De nombreux symptômes comportementaux (agressivité, agitation, déambulation, cris, etc.) et psychologiques (dépression, hallucinations, anxiété, etc.) émaillent le cours évolutif des pathologies démentielles, ou parfois, peuvent précéder le diagnostic de démence. Le terme de symptômes comportementaux et psychologiques des démences SCPD (Behavioral and Psychological Symptoms of Dementia, BPSD) a été proposé pour décrire l'ensemble des manifestations non cognitives des démences. Initialement peu étudiés, les symptômes comportementaux et psychologiques des démences (SCPD) connaissent depuis peu de temps un regain d'intérêt tout à fait justifié. En effet, plus que les symptômes cognitifs, ces manifestations non cognitives sont pour grande partie responsables de l'épuisement des soignants et des proches, se révèlent des déterminants importants de l'entrée en institution, de la charge en soins et des coûts. Comme évoqué précédemment, il apparaît de plus en plus évident que les inhibiteurs de l'acétylcholinestérase ont un effet significatif sur les composantes non cognitives de la maladie, cet effet est particulièrement important pour les patients bons répondeurs sur le plan cognitif et fonctionnel.18 La question est donc ouvertement posée de les classer parmi les substances psychotropes.19
Deux neuroleptiques atypiques ont fait la preuve de leur meilleure efficacité que le placebo dans le traitement des symptômes comportementaux et psychologiques des démences.

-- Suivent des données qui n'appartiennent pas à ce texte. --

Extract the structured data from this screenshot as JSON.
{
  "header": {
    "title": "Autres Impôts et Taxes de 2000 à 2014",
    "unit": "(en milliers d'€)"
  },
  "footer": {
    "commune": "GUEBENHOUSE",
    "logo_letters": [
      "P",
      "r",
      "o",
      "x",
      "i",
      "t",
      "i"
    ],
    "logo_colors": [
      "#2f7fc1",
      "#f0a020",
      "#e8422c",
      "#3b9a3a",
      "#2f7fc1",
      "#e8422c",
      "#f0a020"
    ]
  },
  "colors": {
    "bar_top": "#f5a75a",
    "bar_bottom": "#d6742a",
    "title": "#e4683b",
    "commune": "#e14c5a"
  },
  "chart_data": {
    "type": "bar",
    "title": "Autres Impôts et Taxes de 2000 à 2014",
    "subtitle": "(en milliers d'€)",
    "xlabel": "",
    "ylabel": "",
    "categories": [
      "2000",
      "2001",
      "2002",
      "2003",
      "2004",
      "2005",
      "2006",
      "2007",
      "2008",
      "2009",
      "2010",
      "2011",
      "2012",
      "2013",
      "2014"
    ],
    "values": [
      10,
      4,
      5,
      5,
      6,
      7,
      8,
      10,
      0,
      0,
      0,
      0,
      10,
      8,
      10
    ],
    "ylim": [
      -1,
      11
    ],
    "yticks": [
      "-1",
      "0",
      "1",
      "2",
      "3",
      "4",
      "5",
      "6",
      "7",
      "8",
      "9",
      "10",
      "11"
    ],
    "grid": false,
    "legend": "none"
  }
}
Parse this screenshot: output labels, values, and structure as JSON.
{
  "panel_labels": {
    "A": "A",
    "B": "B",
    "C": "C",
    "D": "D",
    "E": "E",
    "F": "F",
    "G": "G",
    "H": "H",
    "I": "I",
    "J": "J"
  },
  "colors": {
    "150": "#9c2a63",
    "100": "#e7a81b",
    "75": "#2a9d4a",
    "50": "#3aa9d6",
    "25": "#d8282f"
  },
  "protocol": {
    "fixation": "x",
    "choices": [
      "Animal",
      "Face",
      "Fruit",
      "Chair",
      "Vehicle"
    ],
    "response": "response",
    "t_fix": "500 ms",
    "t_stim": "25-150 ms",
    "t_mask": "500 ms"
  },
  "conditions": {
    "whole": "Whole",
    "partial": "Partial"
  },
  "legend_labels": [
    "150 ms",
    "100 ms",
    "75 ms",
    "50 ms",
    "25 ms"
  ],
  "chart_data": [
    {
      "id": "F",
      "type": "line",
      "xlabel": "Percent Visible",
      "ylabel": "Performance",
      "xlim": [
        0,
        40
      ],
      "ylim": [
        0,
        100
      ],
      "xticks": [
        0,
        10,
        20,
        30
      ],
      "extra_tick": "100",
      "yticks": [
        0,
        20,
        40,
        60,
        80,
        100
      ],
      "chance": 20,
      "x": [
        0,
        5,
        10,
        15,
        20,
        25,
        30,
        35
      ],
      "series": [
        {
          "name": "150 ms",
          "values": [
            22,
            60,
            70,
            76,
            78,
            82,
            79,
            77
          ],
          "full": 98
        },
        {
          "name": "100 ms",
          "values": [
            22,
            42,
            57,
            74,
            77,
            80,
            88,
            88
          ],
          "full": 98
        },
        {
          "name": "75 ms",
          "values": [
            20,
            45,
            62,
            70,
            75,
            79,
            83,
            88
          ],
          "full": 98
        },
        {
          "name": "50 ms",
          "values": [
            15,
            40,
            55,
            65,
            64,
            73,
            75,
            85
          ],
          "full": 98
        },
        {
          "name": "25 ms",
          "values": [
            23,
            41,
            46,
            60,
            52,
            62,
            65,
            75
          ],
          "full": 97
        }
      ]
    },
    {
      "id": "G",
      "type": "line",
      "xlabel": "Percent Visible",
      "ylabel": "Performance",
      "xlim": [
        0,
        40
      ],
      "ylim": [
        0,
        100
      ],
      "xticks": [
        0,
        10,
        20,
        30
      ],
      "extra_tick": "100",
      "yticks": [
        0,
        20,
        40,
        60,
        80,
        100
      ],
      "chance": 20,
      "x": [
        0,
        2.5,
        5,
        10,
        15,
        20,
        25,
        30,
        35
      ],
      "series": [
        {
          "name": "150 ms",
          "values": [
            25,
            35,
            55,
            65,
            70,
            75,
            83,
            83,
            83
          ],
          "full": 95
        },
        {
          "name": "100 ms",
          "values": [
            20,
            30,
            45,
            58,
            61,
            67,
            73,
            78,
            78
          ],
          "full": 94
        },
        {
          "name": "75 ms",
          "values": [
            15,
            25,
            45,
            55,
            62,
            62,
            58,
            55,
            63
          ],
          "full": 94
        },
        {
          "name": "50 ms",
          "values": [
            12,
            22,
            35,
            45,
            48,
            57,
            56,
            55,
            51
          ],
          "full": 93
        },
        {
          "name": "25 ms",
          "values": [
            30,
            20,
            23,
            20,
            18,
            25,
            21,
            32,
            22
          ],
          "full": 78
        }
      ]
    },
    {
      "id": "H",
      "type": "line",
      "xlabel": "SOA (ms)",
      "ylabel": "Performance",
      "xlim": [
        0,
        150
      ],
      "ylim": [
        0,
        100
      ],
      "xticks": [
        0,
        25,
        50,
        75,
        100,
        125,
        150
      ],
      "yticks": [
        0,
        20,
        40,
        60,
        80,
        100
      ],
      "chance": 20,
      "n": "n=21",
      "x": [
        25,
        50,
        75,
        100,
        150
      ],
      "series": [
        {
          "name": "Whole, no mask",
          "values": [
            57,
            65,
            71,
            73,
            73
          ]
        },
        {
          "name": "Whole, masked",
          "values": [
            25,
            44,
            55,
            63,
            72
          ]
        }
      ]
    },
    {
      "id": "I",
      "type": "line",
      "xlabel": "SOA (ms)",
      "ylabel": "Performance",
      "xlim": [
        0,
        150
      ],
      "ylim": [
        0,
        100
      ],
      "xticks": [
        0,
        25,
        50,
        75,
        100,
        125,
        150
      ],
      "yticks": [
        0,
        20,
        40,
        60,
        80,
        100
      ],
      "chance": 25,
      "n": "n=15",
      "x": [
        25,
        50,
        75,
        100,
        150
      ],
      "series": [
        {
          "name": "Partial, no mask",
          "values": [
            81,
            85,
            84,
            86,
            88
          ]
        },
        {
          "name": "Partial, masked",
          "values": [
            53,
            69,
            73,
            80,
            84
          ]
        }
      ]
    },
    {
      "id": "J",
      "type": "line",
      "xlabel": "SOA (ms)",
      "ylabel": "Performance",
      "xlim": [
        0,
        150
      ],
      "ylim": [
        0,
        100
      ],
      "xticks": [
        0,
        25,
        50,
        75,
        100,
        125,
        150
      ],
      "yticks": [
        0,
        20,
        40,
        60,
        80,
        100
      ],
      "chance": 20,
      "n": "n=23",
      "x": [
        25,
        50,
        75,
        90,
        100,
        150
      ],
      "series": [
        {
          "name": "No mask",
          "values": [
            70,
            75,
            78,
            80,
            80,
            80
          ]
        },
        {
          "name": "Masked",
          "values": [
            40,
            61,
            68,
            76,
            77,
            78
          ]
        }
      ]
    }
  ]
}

Une première série de travaux avait mis en évidence que la rispéridone (Risperdal®) aux doses de 0,5 à 2 mg par jour améliore significativement les scores totaux des échelles d'évaluations des symptômes comportementaux et psychologiques des démences (BEHAVE-AD, NPI),20 avec un effet particulièrement important sur les sous-scores aux items évaluant les symptômes agitation, agressivité.21 L'olanzapine (Zyprexa®) a également fait preuve d'une bonne efficacité dans ces indications. L'étude de Jamie Street et coll. publiée en octobre 200022 évaluant en double-aveugle contre placebo l'efficacité à huit semaines de ce neuroleptique atypique apporte en outre une indication très intéressante : la différence significative aux scores des symptômes non cognitifs était obtenue pour des doses de 5 et 10 mg par jour, cette différence n'était plus significative par rapport au placebo, pour des doses de 15 mg par jour. Une étude rétrospective ouverte comparant l'évolution des symptômes non cognitifs de patients porteurs d'un diagnostic de démence et hospitalisés en milieu psychogériatrique en fonction du type de traitement neuroleptique utilisé (289 patients sous halopéridol, 209 sous olanzapine, 500 sous ripéridone), plaide pour une efficacité supérieure de l'olanzapine par rapport aux deux autres spécialités, en particulier sur les dimensions agressivité, hallucinations, idées délirantes. Le caractère ouvert, rétrospectif de cette étude, ainsi que l'hétérogénéité de la population étudiée (65,4% des patients avec démence de type Alzheimer, 15,8% avec démence vasculaire, etc.) limite néanmoins sensiblement l'interprétation de ces résultats.23
L'efficacité des inhibiteurs de l'acétylcholinestérase sur les troubles affectifs et comportementaux des démences de type Alzheimer est maintenant bien documentée. Les symptômes de type agressivité, agitation, idées délirantes, hallucinations, sont par ailleurs traités efficacement et avec une bonne tolérance par les neuroleptiques atypiques (rispéridone, olanzapine). Dans cette indication, les posologies utilisées sont inférieures à celles généralement recommandées dans d'autres pathologies.